History of Washington Township, Rush County, Indiana
From: Centennian History of Rush County, Indiana
Edited by: A. L. Gary and E. B. Thomas
Historical Publishing Company
Indianapolis 1921


This is the northeast township of the county and is bounded on the north by Henry county, on the east by Fayette county, on the south by Union township and on the west by Center township Raleigh, in almost the exact center of the township, has been the social center of the township since it was laid out many years ago. It was given its name in honor of the capital of orth Carolina, in deference to the wishes of a number of Carolinians who had settled in that vicinity. The village of Falmouth, which has been referred to under the caption of Union township, touches Washington township in the southeast corner of the township through which the Pennsylvania railroad runs. Washington township is drained by Flat Rock, Shankitank, Middle Fork and Shawnee creeks, all rather sluggish streams, which were not sufficient at an earlier day to drain the extensive swamp lands which kept back settlement in that part of the county until considerably later than other sections began to fill up, but these swamps have long since been drained by ditches supplementing the creeks and there is now very little land in the township that is not profitably cultivated. Washington township and the town of Raleigh will ever be known as the home of the consolidated township school, such a school having been organized at Raleigh under the direction of William S Hall as early as 1876, which is said to have been the first movement of the kind in the United States. Mr. Hall, whose ardent interest in school work is referred to elsewhere in this volume, was one of the most influential of the earlier residents of Washington township, served for years as the local justice of the peace, as township trustee, during which latter term of service he performed his notable work of school development, and later represented this district in the state legislature. His son, the venerable Frank J. Hall, now living at Rushville, who was born in this township, was elected lieutenant governor of Indiana in 1908. It is said that the first white male child born in this township was Kin Prine and the first female Polly E. Jackson. The first marriage was that of John Martin and Prudence Cooke. The first school teacher was John N. Penwell.

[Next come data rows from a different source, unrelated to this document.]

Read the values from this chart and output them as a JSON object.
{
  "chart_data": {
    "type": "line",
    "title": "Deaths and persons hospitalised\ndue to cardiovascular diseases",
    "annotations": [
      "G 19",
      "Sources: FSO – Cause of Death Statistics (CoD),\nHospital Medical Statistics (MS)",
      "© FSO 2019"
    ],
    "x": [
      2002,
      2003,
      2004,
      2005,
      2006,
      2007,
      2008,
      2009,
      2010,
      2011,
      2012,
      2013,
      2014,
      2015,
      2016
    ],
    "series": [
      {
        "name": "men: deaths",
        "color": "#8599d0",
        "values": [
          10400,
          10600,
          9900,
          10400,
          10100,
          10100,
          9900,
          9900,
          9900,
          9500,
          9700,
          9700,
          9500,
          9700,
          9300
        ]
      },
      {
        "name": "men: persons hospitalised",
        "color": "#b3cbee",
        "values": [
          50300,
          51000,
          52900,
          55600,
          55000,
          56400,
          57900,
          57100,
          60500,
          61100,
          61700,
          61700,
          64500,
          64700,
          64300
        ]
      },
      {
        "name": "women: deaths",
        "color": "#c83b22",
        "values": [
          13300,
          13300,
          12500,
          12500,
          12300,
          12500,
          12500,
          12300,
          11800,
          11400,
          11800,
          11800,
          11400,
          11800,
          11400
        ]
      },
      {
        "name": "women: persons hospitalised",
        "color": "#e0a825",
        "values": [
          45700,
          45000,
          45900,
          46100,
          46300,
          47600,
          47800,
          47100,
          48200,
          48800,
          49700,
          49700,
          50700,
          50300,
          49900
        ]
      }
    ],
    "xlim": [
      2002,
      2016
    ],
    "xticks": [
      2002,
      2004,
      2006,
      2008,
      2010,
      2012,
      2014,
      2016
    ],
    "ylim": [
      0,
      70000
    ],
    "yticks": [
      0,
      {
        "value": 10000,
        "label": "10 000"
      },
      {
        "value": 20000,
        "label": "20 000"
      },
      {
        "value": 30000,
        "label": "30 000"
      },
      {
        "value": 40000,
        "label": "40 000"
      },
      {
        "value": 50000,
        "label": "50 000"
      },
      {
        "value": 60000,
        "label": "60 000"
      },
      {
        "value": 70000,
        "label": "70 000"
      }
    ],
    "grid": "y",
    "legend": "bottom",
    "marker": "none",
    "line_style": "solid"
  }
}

Included among the pioneers of Washington township, according to the older chronicles, were John Morgan, Daniel Shawan, Matthew Prine, Richard Knotts, John Cooke, Thomas and Samuel Legg, Peter Younker, Adam and Zachariah Ammon, Marshall and Salathiel Vickery, John and George Maple, William McCann, Elam Irvin, Thomas and Joseph Hall, Joash Cook, Isaac Fry, James Brine, Benjamin, William, Joseph and Isaiah Jackson, Samuel Peake, Thomas Colbert, Jesse Scott, John H. Hood, Philip Ertel, Hiram Plummer, John Weaver, Matthew Rippe, David and Lewis L Canaday, John M. Shawhan, Manlove, Jonathan, James I. and Franklin Caldwell, Robert Jeffries, Jacob Parrish, Benjamin Loder, John M. Penwell, Samuel Peake, Thomas Williams, William Beard, Sarah Irvin, Davis Rich, Richard Ko1p, Jonathan and Levi Hatfield, James Low, John Reddin and Alfred C. Lightfoot.

Raleigh - It is said that the first house erected on the present site of the town of Raleigh was built by William McCann, who was one of the early settlers in that part of the county and that about 1841 Benjamin Clifford opened a store in that house. This store presently was taken over by Mr McCann and the hamlet which grew up around the store became locally known simply as McCann's. About 1845 William Beard, whose farm covered the site sold some lots and gave the place the name of Newberne. On October 30, 1847, E. W. Shrader filed a plat of the site under the name of Raleigh and later Mr. Beard and Sarah Irvin made an addition to the original plat. The new plat gave the place the name of Raleigh in honor of the Carolinians who were settlers thereabout, as has been noted above. Raleigh found itself far off the line when the railroads began to come through this section of the state and has remained a pleasant rural hamlet, its present population being in the neighborhood of 150, but it has always maintained high standards and as a social center has ever exerted a wholesome influence throughout that entire countryside; its influence in an educational way particularly having been widespread, as stated above. The consolidated school building erected long ago under Mr Hall's thoughtful direction, years ago became inadequate and was supplanted by the present fine school building, a picture of which is found elsewhere in this volume.